Miljardairs kunnen de nationale en internationale politiek veranderen
Miljardairs kunnen de nationale en internationale politiek veranderen en dat gebeurt vaak ook. Omdat ze beschikken over enorme sommen geld, zijn deze individuen van groot belang voor partijleiders en andere politieke spelers, die vaak donaties van hen ontvangen. Maar invloed hoeft niet vrijwillig of zelfs bewust te worden uitgeoefend. Wetgeving wordt bijvoorbeeld vaak zodanig ontworpen dat miljardairs ervoor kiezen in hun land te blijven. In de praktijk betekent dit dat wetgevers anticiperen op het humeur van miljardairs en hun tegemoetkomen voordat de miljardairs zelf er zelfs maar aan dachten om hun wensen kenbaar te maken.
Zowel politieke partijen als rijke individuen hebben er geen belang bij om deze indirecte manier van lobbyen inzichtelijk te maken voor het publiek. De beslissingen van de superrijken kunnen de economische, sociale en culturele situatie van een land volledig veranderen, ten goede of ten kwade. Maar we weten nauwelijks iets over hun politieke banden of ambities of over de invloed die ze hebben op de nationale en internationale politiek.
Amancio Ortega Gaona
De Spaanse industrieel Amancio Ortega Gaona (1936) is met een geschat fortuin van 85 miljard euro de rijkste man van Spanje en nummer vijftien op de lijst van rijkste personen op aarde. In 2015 was hij zelfs even ’s werelds rijkste. Afkomstig uit een bescheiden gezin in Léon raakte hij op jonge leeftijd gefascineerd door mode en textiel.

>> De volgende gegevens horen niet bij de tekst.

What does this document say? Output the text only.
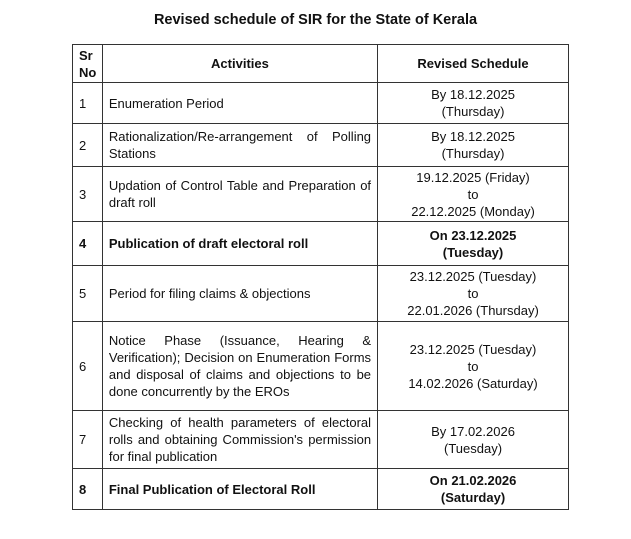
Revised schedule of SIR for the State of Kerala
Sr
No	Activities	Revised Schedule
1	Enumeration Period	By 18.12.2025
(Thursday)

2	Rationalization/Re-arrangement of Polling Stations	By 18.12.2025
(Thursday)

3	Updation of Control Table and Preparation of draft roll	19.12.2025 (Friday)
to
22.12.2025 (Monday)

4	Publication of draft electoral roll	On 23.12.2025
(Tuesday)

5	Period for filing claims & objections	23.12.2025 (Tuesday)
to
22.01.2026 (Thursday)

6	Notice Phase (Issuance, Hearing & Verification); Decision on Enumeration Forms and disposal of claims and objections to be done concurrently by the EROs	23.12.2025 (Tuesday)
to
14.02.2026 (Saturday)

7	Checking of health parameters of electoral rolls and obtaining Commission's permission for final publication	By 17.02.2026
(Tuesday)

8	Final Publication of Electoral Roll	On 21.02.2026
(Saturday)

Hij begon zijn carrière als boodschappenjongen voor verschillende kledingwinkels in A Coruña, het centrum van de Spaanse textielindustrie. In 1972 begon hij Confecciones Goa, een bedrijf dat kamerjassen produceerde en verkocht. Van daaruit begon hij zich steeds meer te richten op snelle en betaalbare mode en in 1974 creëerde hij modemerk Zara. Hij ontwikkelde een innovatieve productie- en distributiestrategie die een revolutie teweegbracht in de modewereld. Het bedrijfsmodel van zijn bedrijf Inditex is gebaseerd op flexibele productie en distributie, snelle aanpassing aan de voorkeuren van de consument en de vestiging van winkels op strategische locaties overal ter wereld.
Transparantie
We weten zo weinig over hun rijkdom dat zelfs de academische wereld grotendeels vertrouwt op de ranglijsten met miljardairs van Forbes of Bloomberg (waar dit onderzoek ook op is gebaseerd). Sommige landen verbieden de publicatie van gegevens over rijkdom, zoals Luxemburg, waar ranglijsten van de rijken niet openbaar worden gemaakt. Het kleine land heeft een van de strengste antitransparantiewetten ter wereld. Hoewel er meer dan 47.000 miljonairs en naar schatting 17 miljardairs in het land wonen (in 2014 – de laatst beschikbare gegevens), weet zelfs de regering niet hoeveel de inwoners bezitten, omdat individuen hun bezittingen niet hoeven op te geven. Op dit moment bestaat er ook geen EU-wetgeving over transparantie van vermogen.
Dit gebrek aan transparantie leidt tot herhaalde gevallen van financiële fraude en belastingontduiking, zoals de Panama Papers, de Paradise Papers en de Pandora Papers aan het licht brachten. Zonder transparantie kunnen we ook niet discussiëren over de grote morele vraag hoeveel ongelijkheid we als samenleving kunnen accepteren. Hoeveel mag de top 1-procent bezitten?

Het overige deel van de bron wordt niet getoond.